The various embodiments of the device 2, 4, 6 can be used to detect a range of diseases including, but not limited to, gastrointestinal disease, chronic liver diseases, pulmonary, localised and systemic infections. In addition, the device 2, 4, 6 can be also used to diagnose various metabolic diseases, such as diabetes, obesity or impaired glucose tolerance. These conditions may reflect systemic changes of dVOC profile originating in the gut but manifesting disease in other organs. The device 2, 4, 6 can also be used to monitor treatment and recovery of diseases, as well as for assessing disease flair-up.

For example, a subject may suffer from gastroenteritis, which is inflammation of the gastrointestinal tract, resulting in diarrhoea. The inflammation is frequently caused by an infection from certain viruses or bacteria, their toxins, parasites, or an adverse reaction to something in the diet or medication. Each of these micro-organisms emits a signature of various gases and VOCs, and so the detection of certain gases and VOCs by the device 2, 4, 6 is indicative of an infection with one or more of these micro-organisms. For example in Inflammatory Bowel Disease, ethanoic, butanoic, pentanoic acids, benzaldehyde, efhanal, carbon disulfide, dimethyldisulfide, acetone, 2-butanone, 2,3-butanedione, 6-methyl-5-hepten-2-one, indole, and 4-methylphenol have been identified as being significantly different compared with the corresponding levels in a healthy individual.

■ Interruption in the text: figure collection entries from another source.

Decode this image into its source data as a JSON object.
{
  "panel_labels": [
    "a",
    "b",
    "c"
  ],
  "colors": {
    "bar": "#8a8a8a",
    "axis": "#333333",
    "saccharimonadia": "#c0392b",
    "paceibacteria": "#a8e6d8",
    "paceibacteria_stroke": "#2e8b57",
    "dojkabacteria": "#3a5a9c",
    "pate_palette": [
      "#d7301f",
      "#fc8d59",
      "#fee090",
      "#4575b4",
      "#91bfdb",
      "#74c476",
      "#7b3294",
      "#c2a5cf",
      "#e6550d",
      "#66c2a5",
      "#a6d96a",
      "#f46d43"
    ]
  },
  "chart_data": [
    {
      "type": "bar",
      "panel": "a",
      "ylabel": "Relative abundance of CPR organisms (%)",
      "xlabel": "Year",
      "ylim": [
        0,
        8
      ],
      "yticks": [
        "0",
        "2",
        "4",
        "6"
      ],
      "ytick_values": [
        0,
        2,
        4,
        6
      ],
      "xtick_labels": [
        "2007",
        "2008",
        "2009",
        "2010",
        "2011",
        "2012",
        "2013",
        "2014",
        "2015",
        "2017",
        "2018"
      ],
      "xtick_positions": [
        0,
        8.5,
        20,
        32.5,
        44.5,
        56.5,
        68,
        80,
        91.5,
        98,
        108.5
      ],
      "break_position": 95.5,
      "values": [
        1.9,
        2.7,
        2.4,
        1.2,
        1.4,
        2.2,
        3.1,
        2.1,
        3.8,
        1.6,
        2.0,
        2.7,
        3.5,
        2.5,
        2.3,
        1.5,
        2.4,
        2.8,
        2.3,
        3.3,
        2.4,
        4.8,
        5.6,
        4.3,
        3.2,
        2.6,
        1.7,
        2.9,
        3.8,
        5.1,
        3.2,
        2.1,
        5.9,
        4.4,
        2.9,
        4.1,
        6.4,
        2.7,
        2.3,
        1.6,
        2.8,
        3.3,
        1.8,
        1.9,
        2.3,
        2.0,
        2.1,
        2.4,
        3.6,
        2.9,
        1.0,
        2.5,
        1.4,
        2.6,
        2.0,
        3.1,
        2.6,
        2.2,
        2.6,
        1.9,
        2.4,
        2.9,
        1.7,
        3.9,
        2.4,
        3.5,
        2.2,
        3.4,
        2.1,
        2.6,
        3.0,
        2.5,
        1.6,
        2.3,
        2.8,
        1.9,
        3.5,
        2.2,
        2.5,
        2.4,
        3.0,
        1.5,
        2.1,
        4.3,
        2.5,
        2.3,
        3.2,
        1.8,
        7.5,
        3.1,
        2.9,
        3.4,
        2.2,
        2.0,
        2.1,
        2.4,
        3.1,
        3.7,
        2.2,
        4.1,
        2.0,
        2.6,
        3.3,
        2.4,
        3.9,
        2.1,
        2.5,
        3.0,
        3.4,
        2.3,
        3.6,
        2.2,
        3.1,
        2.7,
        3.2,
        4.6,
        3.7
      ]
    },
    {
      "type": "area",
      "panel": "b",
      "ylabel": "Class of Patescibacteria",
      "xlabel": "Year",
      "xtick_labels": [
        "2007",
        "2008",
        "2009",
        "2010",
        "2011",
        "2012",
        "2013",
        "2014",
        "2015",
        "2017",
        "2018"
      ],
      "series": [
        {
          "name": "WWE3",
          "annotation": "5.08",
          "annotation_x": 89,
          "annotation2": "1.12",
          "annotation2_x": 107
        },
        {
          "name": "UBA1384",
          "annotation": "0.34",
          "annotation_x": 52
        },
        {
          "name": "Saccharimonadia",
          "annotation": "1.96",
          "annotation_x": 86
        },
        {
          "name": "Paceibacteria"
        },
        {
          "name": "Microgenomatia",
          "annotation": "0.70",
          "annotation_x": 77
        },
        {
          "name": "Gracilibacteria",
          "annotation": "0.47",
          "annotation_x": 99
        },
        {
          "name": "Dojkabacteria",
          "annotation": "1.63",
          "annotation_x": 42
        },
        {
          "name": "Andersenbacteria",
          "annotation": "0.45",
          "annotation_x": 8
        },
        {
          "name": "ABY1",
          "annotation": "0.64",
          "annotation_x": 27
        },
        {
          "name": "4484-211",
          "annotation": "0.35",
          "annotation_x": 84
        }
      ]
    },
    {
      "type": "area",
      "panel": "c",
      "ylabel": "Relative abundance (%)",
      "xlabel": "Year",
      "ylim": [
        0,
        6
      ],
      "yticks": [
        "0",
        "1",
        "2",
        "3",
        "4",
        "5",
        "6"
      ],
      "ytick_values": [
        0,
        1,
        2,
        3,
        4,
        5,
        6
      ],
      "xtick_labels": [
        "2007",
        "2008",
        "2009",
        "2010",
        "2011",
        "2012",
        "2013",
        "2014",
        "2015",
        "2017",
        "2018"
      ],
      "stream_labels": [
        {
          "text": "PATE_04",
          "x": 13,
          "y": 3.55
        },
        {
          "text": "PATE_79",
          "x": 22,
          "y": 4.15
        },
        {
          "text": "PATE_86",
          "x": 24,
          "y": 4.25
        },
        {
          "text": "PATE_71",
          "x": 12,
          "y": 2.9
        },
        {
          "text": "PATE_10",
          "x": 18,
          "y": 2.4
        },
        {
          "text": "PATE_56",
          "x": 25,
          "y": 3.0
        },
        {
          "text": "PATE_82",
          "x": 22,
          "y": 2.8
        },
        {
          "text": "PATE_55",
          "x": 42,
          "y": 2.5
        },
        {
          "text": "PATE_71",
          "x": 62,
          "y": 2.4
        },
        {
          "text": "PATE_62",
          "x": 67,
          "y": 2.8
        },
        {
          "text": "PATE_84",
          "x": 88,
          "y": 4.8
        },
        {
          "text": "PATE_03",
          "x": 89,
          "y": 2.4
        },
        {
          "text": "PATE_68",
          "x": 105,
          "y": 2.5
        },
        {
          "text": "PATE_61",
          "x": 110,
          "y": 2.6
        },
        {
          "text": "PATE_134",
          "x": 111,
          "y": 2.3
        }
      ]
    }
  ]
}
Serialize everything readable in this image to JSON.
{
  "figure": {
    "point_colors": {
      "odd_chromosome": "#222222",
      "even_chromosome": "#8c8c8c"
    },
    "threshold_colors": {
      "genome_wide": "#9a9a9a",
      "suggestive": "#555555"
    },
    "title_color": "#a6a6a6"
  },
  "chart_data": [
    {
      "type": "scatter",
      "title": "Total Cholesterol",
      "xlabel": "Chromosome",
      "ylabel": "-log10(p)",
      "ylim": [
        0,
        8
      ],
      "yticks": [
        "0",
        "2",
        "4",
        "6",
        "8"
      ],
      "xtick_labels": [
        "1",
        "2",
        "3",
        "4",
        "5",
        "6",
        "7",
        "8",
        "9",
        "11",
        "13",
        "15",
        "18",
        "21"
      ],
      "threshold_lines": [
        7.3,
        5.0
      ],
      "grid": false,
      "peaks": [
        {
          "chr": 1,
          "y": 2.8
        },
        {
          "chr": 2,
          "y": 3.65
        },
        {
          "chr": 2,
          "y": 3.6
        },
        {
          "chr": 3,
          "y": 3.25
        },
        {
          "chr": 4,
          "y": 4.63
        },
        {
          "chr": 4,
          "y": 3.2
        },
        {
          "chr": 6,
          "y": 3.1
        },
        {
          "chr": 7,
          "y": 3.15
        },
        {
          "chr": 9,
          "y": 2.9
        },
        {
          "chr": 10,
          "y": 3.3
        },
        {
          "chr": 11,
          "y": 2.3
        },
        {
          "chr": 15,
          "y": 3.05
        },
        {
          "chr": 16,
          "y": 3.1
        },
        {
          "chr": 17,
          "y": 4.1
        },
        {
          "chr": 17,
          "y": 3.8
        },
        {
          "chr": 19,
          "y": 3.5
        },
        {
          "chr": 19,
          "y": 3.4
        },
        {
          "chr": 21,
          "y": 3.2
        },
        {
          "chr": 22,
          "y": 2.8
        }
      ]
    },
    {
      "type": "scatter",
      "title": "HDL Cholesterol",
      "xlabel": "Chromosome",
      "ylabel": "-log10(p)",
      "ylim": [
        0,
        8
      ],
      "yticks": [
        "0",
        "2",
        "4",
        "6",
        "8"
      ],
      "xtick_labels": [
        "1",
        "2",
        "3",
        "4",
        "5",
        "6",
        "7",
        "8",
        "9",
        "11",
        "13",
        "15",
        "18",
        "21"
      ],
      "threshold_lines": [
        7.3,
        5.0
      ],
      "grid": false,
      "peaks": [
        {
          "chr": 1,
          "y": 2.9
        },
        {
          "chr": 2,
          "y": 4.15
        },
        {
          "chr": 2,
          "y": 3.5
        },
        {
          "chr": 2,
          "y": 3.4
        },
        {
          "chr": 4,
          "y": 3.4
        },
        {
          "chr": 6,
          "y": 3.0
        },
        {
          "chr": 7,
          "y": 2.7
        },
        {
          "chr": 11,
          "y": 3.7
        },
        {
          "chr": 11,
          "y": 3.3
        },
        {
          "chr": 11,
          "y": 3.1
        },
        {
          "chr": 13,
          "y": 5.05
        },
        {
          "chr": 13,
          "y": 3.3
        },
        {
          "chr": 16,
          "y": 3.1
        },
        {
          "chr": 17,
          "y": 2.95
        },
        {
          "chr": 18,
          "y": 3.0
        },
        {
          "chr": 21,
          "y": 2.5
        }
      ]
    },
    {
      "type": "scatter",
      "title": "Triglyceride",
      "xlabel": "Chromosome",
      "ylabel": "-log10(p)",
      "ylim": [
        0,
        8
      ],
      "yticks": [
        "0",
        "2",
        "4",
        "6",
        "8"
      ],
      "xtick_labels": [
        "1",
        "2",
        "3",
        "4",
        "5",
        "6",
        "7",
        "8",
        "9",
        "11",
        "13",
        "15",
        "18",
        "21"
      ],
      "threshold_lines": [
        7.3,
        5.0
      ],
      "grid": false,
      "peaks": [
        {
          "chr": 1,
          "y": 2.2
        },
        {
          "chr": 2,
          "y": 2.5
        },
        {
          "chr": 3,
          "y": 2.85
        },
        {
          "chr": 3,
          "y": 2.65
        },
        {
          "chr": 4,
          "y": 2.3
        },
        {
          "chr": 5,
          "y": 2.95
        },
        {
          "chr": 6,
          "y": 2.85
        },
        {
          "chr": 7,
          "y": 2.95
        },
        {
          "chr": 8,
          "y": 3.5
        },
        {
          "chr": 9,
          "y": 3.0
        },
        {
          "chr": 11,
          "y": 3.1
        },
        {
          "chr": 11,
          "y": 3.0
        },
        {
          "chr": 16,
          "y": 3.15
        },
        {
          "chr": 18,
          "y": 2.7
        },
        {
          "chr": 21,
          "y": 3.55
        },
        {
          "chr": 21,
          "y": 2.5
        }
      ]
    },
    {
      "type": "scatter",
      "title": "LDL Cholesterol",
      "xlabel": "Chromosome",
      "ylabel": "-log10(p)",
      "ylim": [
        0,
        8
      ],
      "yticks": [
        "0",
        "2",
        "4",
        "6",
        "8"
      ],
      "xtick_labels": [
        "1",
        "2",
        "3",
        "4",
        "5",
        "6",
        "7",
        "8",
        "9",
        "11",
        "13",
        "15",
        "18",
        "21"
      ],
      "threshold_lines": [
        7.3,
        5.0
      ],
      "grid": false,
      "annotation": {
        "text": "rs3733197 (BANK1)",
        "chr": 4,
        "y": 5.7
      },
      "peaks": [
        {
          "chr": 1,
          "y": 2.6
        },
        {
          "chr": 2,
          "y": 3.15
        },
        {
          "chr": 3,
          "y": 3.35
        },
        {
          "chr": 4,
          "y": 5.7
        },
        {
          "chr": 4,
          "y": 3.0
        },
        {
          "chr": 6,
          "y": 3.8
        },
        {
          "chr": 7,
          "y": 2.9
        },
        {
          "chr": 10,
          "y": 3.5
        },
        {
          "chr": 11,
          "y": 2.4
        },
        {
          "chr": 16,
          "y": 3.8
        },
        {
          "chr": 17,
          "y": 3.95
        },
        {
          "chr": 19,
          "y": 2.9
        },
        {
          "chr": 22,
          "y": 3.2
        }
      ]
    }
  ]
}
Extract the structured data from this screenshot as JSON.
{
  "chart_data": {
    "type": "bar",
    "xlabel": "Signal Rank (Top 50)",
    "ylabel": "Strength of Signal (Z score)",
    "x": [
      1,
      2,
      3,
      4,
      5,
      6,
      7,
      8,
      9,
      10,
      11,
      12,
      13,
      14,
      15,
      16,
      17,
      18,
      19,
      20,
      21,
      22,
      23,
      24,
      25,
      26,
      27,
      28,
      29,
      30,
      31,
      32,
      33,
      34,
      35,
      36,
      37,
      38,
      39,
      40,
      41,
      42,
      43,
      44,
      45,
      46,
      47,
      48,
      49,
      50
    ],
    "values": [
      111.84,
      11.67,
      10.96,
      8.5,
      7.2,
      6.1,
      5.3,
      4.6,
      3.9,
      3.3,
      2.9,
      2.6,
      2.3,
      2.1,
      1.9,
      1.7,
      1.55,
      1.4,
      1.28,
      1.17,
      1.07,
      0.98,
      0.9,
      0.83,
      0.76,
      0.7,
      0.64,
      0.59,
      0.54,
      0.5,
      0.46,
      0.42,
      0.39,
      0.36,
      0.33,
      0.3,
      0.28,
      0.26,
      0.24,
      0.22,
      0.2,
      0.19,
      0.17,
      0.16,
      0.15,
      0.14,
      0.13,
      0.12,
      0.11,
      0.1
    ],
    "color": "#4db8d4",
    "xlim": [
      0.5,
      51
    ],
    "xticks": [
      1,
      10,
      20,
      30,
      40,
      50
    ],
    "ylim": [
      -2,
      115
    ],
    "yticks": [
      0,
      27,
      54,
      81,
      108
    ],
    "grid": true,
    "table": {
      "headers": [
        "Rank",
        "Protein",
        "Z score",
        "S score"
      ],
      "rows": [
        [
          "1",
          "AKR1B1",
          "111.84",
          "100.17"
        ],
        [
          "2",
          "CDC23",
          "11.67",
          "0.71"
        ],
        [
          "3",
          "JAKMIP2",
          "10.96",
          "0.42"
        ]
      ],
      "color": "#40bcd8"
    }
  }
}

When a patient presents a large number of symptoms (e.g. altered bowel habit and systemic symptoms) to a clinician, one of the conditions that would need to be excluded is inflammatory bowel disease. As part of the rapid non-invasive diagnostic work-up, the patient is given one embodiment of the device 2, 4, 6 to ingest and an attached receiver 34, which is strapped to the body. The device 2, 4, 6 continuously transmits data

corresponding to its location in the patient's alimentary canal via camera 14, as well as the various outputs from the sensors 16, 18, 20, 22, but also internally record the data for later download once the device 2, 4, 6 has been recovered. After 24-36 hours (depending on the gut transit time of the patient), the device 2, 4, 6 will be expelled naturally, and the data transmitted from the device 2, 4, 6, which was stored in the memory chip 11, will be analysed electronically using a PC, which runs statistical analysis and identification software, similar to that used in Pirouette & Multisens (statistical analysis packages used to process the data from analytical instruments).

Carrying out this process multiple times enables the construction of a model (such a Multilayer perceptron and/ or KNN, models that replicate some functions of the human brain, similar to neural networks), which will be tested against the existing data 'chemical signature' profile to identify the disease group(s), or to determine if the patient is in remission. Once confirmed, a rapid diagnosis is formulated which can then be utilised by the clinician who is then well-placed to initiate an appropriate treatment regime.

In certain instances, for example where toxic drugs are administered to the patient e.g. immuno-suppresives (Azafhioprine, methotrexate, cyclosporin) and anti-cytokines

(Infliximab, Adalumimab etc.), the device 2, 4, 6 can be used to rapidly determine if the VOC signatures profile has changed, either favourably or unfavourably. This information can then be used by the clinician to determine if they should continue or stop administering the potent drug to the patient.

In yet another embodiment, the device 2, 4, 6 includes a level of 'intelligence' with embedded analysis software, which is capable of suggesting and diagnosing the disease type. This has considerable benefits for the patient through avoiding several non-invasive tests, waiting times and rapid initiation of treatment (or withdrawal) with minimal disruption to the quality of life and time off work.